Jeff Hague of the Delaware State Sportsmen’s Association said Andrews ruling meant that some firearm store or a person who works in one of them is going to have to be sued before they and the foundation can challenge the statute.

Hague believes Andrews’s ruling is wrong.

Courts have ruled “you don’t have to be sued and incur damages before you can challenge what you believe is unconstitutional and could affect you later,” Hague said. “That’s what we believe the judge missed.”

He pointed to an association lawsuit against the Delaware Department of Natural Resources and Environmental Control and the Department of Agriculture over a ban on the use of some semi-automatic weapons on state property and another suit against DNREC over the use of pistol-caliber rifles to hunt deer.

“It doesn’t mean that the law is good,” Hague said about Andrews’ ruling. “It just simply means that the judges decided that in this case, somebody’s going to have to be sued first before we can challenge that as being bad law.”

Firearm dealer suit

The foundation had sued Delaware Attorney General Kathleen Jennings to stop the implementation of the law.

Andrews noted in his opinion that the foundation’s arguments were no more persuasive than they had been in a lawsuit against a similar New Jersey law.
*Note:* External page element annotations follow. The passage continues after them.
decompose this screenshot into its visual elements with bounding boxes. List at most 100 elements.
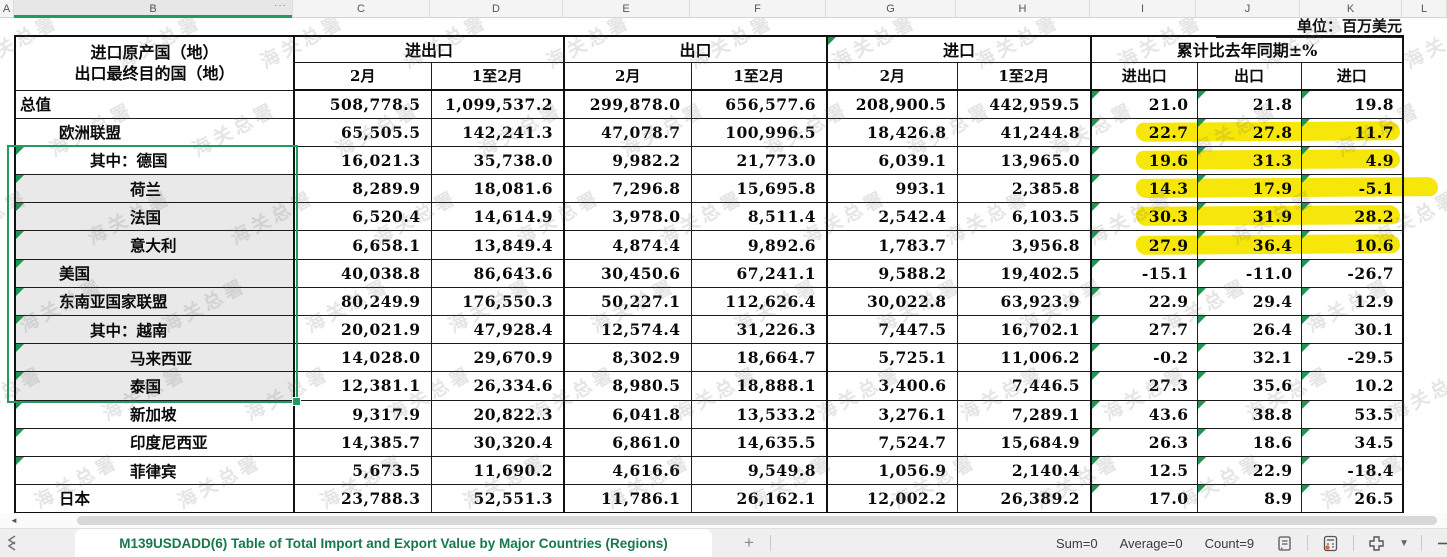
scrollbar-thumb[interactable] [77, 516, 1437, 525]
value-cell[interactable]: 8,289.9 [293, 174, 432, 204]
value-cell[interactable]: 9,588.2 [826, 258, 958, 288]
value-cell[interactable]: 12,002.2 [826, 484, 958, 514]
value-cell[interactable]: -11.0 [1196, 258, 1302, 288]
row-label-cell[interactable]: 菲律宾 [14, 455, 295, 486]
column-header-I[interactable]: I [1090, 0, 1196, 17]
row-label-cell[interactable]: 马来西亚 [14, 343, 295, 373]
value-cell[interactable]: 43.6 [1090, 399, 1198, 429]
value-cell[interactable]: 19.8 [1300, 89, 1404, 119]
column-subheader[interactable]: 2月 [563, 61, 692, 91]
value-cell[interactable]: 1,056.9 [826, 455, 958, 486]
value-cell[interactable]: 18,426.8 [826, 117, 958, 147]
value-cell[interactable]: 19.6 [1090, 145, 1198, 176]
sheet-nav-icon[interactable] [4, 535, 20, 551]
value-cell[interactable]: 21.8 [1196, 89, 1302, 119]
column-subheader[interactable]: 1至2月 [690, 61, 828, 91]
row-label-cell[interactable]: 总值 [14, 89, 295, 119]
value-cell[interactable]: 18,888.1 [690, 371, 828, 401]
value-cell[interactable]: 17.9 [1196, 174, 1302, 204]
value-cell[interactable]: 18.6 [1196, 427, 1302, 457]
value-cell[interactable]: 26.4 [1196, 314, 1302, 345]
value-cell[interactable]: 14,635.5 [690, 427, 828, 457]
value-cell[interactable]: 17.0 [1090, 484, 1198, 514]
value-cell[interactable]: 13,965.0 [956, 145, 1092, 176]
value-cell[interactable]: 11,786.1 [563, 484, 692, 514]
column-header-K[interactable]: K [1300, 0, 1402, 17]
value-cell[interactable]: 112,626.4 [690, 286, 828, 317]
group-header-yoy-change[interactable]: 累计比去年同期±% [1090, 35, 1404, 63]
value-cell[interactable]: 13,533.2 [690, 399, 828, 429]
value-cell[interactable]: 3,276.1 [826, 399, 958, 429]
column-subheader[interactable]: 1至2月 [430, 61, 565, 91]
value-cell[interactable]: 29,670.9 [430, 343, 565, 373]
value-cell[interactable]: 21.0 [1090, 89, 1198, 119]
value-cell[interactable]: 41,244.8 [956, 117, 1092, 147]
value-cell[interactable]: 6,039.1 [826, 145, 958, 176]
value-cell[interactable]: 11.7 [1300, 117, 1404, 147]
value-cell[interactable]: -0.2 [1090, 343, 1198, 373]
row-label-cell[interactable]: 美国 [14, 258, 295, 288]
column-subheader[interactable]: 进口 [1300, 61, 1404, 91]
value-cell[interactable]: 656,577.6 [690, 89, 828, 119]
value-cell[interactable]: 6,861.0 [563, 427, 692, 457]
column-subheader[interactable]: 2月 [826, 61, 958, 91]
column-header-F[interactable]: F [690, 0, 826, 17]
row-label-cell[interactable]: 日本 [14, 484, 295, 514]
value-cell[interactable]: 14,614.9 [430, 202, 565, 232]
value-cell[interactable]: 993.1 [826, 174, 958, 204]
value-cell[interactable]: 4,874.4 [563, 230, 692, 260]
value-cell[interactable]: 22.7 [1090, 117, 1198, 147]
value-cell[interactable]: 142,241.3 [430, 117, 565, 147]
value-cell[interactable]: 34.5 [1300, 427, 1404, 457]
value-cell[interactable]: 3,400.6 [826, 371, 958, 401]
value-cell[interactable]: -18.4 [1300, 455, 1404, 486]
value-cell[interactable]: 26,334.6 [430, 371, 565, 401]
value-cell[interactable]: 6,520.4 [293, 202, 432, 232]
value-cell[interactable]: 15,695.8 [690, 174, 828, 204]
value-cell[interactable]: 67,241.1 [690, 258, 828, 288]
value-cell[interactable]: 32.1 [1196, 343, 1302, 373]
value-cell[interactable]: 7,296.8 [563, 174, 692, 204]
value-cell[interactable]: 30,320.4 [430, 427, 565, 457]
value-cell[interactable]: 6,103.5 [956, 202, 1092, 232]
value-cell[interactable]: 23,788.3 [293, 484, 432, 514]
value-cell[interactable]: 176,550.3 [430, 286, 565, 317]
value-cell[interactable]: 8,302.9 [563, 343, 692, 373]
value-cell[interactable]: 28.2 [1300, 202, 1404, 232]
column-header-D[interactable]: D [430, 0, 563, 17]
value-cell[interactable]: 6,041.8 [563, 399, 692, 429]
chevron-down-icon[interactable]: ▼ [1399, 537, 1409, 549]
value-cell[interactable]: 26.5 [1300, 484, 1404, 514]
value-cell[interactable]: 8,511.4 [690, 202, 828, 232]
value-cell[interactable]: 86,643.6 [430, 258, 565, 288]
value-cell[interactable]: 27.7 [1090, 314, 1198, 345]
add-sheet-button[interactable]: + [744, 533, 754, 552]
value-cell[interactable]: 15,684.9 [956, 427, 1092, 457]
sheet-tab[interactable]: M139USDADD(6) Table of Total Import and … [75, 529, 712, 557]
value-cell[interactable]: 11,690.2 [430, 455, 565, 486]
value-cell[interactable]: 30.1 [1300, 314, 1404, 345]
zoom-out-icon[interactable] [1436, 535, 1447, 552]
value-cell[interactable]: 7,524.7 [826, 427, 958, 457]
value-cell[interactable]: 65,505.5 [293, 117, 432, 147]
table-tools-icon[interactable] [1368, 535, 1385, 552]
column-header-L[interactable]: L [1402, 0, 1447, 17]
value-cell[interactable]: 14,028.0 [293, 343, 432, 373]
value-cell[interactable]: 29.4 [1196, 286, 1302, 317]
value-cell[interactable]: 31,226.3 [690, 314, 828, 345]
value-cell[interactable]: 11,006.2 [956, 343, 1092, 373]
column-header-C[interactable]: C [293, 0, 430, 17]
value-cell[interactable]: 6,658.1 [293, 230, 432, 260]
value-cell[interactable]: 26,162.1 [690, 484, 828, 514]
row-label-cell[interactable]: 泰国 [14, 371, 295, 401]
value-cell[interactable]: 30,022.8 [826, 286, 958, 317]
value-cell[interactable]: 13,849.4 [430, 230, 565, 260]
value-cell[interactable]: 3,978.0 [563, 202, 692, 232]
value-cell[interactable]: 2,542.4 [826, 202, 958, 232]
value-cell[interactable]: 38.8 [1196, 399, 1302, 429]
value-cell[interactable]: 27.3 [1090, 371, 1198, 401]
value-cell[interactable]: 22.9 [1090, 286, 1198, 317]
value-cell[interactable]: 26.3 [1090, 427, 1198, 457]
value-cell[interactable]: 12,574.4 [563, 314, 692, 345]
value-cell[interactable]: 8.9 [1196, 484, 1302, 514]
The trade association also was found to have no standing in that case and the lawsuit was dismissed.

The New Jersey law allowed its attorney general to sue firearms industry members whose “unlawful” or “unreasonable”  conduct “contributes to a public nuisance through the sale, manufacturing, distribution,  importing, or marketing of a gun-related product,” Andrews’ opinion said.

It also required industry members to “establish, implement, and enforce reasonable controls” on those activities.

RELATED STORY: Committee hearing OKS KeKe Anderson gun dealer bill

The only meaningful distinction between the two statutes is  that the New Jersey statute did not authorize a private cause of action, Andrews’ opinion said.

The foundation’s argument that “the risk of enforcement is greater when private parties can enforce the law” is true enough, the opinion said, but “the foundation has not pointed to any lawsuit filed or threatened by a private party.”

Andrews wrote that the foundation had presented “no other evidence that there was a substantial threat of enforcement — from private parties or from Jennings.”

The judge dismissed the suit without prejudice, meaning that case could be filed again.